Il principio di minimizzazione è uno dei fondamenti del sistema privacy disegnato dal GPDR. Il suo significato è piuttosto intuitivo: nel trattare i dati personali, bisogna limitarsi a quelli che sono strettamente funzionali alla finalità perseguita. Poiché il trattamento di dati è un’attività rischiosa (possono essere persi, distrutti o alterati), è intuitivo pensare che, limitando il numero o la tipologia di informazioni trattate, si riesce anche a circoscrivere l’area di rischio che li riguarda. Questo principio si traduce in indicazioni pratiche che sono all’ordine del giorno e che impongono di verificare se, nell’ambito di un trattamento di dati, ci siano informazioni sovrabbondanti o inutili, che vadano quindi eliminate.

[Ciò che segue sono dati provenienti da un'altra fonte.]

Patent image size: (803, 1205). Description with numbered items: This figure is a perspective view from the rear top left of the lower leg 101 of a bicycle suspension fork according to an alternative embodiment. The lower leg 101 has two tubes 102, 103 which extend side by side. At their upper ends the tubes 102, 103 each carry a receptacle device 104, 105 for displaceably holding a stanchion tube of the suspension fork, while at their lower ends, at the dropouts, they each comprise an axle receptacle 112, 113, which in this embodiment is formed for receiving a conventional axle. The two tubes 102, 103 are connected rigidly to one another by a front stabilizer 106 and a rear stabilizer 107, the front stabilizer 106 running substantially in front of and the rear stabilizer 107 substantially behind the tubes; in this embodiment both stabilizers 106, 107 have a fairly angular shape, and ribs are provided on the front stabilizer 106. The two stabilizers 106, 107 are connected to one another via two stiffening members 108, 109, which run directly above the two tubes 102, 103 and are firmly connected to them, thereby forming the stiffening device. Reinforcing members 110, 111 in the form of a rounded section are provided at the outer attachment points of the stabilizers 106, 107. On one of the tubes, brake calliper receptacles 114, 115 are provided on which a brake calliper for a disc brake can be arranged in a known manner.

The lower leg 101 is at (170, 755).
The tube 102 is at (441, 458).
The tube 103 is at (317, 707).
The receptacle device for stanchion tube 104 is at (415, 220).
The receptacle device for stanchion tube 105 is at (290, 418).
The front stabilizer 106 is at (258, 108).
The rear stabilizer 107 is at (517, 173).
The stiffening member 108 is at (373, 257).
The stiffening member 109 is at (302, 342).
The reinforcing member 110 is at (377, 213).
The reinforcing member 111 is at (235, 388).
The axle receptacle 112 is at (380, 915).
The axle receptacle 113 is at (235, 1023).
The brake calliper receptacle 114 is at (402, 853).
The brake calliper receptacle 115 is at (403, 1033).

Non rispettare il principio di minimizzazione può comportare una responsabilità a carico di chi, per questo motivo, vada a trattare dati personali in modo esorbitante rispetto alla finalità perseguita.

Un caso pratico: mancata minimizzazione e risarcimento del danno

È quello che, ad esempio, è capitato nel caso deciso dalla Corte di cassazione con la sentenza n. 11020 del 2021. Una persona ha presentato un esposto nei confronti di un avvocato che, in precedenza, lavorava presso la Pubblica Amministrazione. Nell’esposto, si menzionava il fatto che, durante tale precedente impiego, l’avvocato aveva subito alcuni procedimenti disciplinari, promossi proprio dall’autore dell’esposto, all’epoca sovraordinato al legale. In pratica: l’ex capo, presentando un esposto contro un libero professionista che in passato è stato suo ex dipendente, segnalava che in passato aveva già avuto modo di “bacchettarlo”.

L’avvocato, difendendosi dall’esposto, segnala che tutti quei procedimenti disciplinari, promossi nei suoi confronti dal vecchio superiore, non avevano alcun legame con l’esercizio della professione. La loro menzione nel contesto di un esposto presentato all’Ordine di appartenenza, quindi, non si giustifica. Inoltre, quei procedimenti si erano tutti conclusi con l’archiviazione. Averli riportati nel testo dell’esposto presentato all’Ordine degli Avvocati, secondo il diretto interessato, serviva solamente a gettare discredito nei suoi confronti.

Conclusasi la vicenda con l’archiviazione dell’esposto, l’avvocato agisce allora contro l’ex capo, chiedendo il risarcimento dei danni proprio perché, nel presentare l’esposto, sono stati divulgati dati personali (i precedenti procedimenti disciplinari) irrilevanti. Il giudizio, che è giunto fino alla Cassazione, si è concluso con una pronuncia di condanna. C’è da dire che la decisione è stata presa sulla base dell’art. 15 del vecchio Codice privacy, ora non più in vigore, ma le argomentazioni poste alla base restano valide anche alla luce della nuova normativa. La ragione che ha spinto i giudici a pronunciare una condanna al risarcimento dei danni, infatti, è proprio il mancato rispetto del principio di minimizzazione.

Vanno trattati solo i dati funzionali allo scopo perseguito

La Corte di cassazione lo ha affermato in modo chiaro. Se è vero, infatti, che presentare un esposto comporta per sua natura un trattamento di dati (per descrivere la condotta del professionista e spiegare le violazioni che si ritengono commesse), è però indispensabile che debbano essere utilizzati “solo i dati indispensabili, pertinenti e limitati a quanto necessario per il perseguimento delle finalità per cui sono raccolti e trattati”. Nel caso specifico, fare menzione di precedenti procedimenti disciplinari, omettendo peraltro di precisare che erano tutti stati archiviati, non era funzionale all’esposto, perché si tratta evidentemente di fatti relativi ad un periodo in cui il destinatario dell’esposto non faceva neppure l’avvocato.

Il mancato rispetto del principio di minimizzazione ha comportato la diffusione di dati personali sicuramente delicati, in quanto relativi alla condotta lavorativa. Queste informazioni sono state divulgate in un contesto (esposto all’Ordine di appartenenza) parimenti lavorativo ed è evidente il pregiudizio sofferto dal neo avvocato. Quest’ultimo, infatti, si ritrova a subire conseguenze negative non solo e non tanto a livello di danno morale, ma anche come danno di immagine e alla reputazione professionale. Per tali ragioni, si è ritenuta la fondatezza della richiesta di risarcimento danni.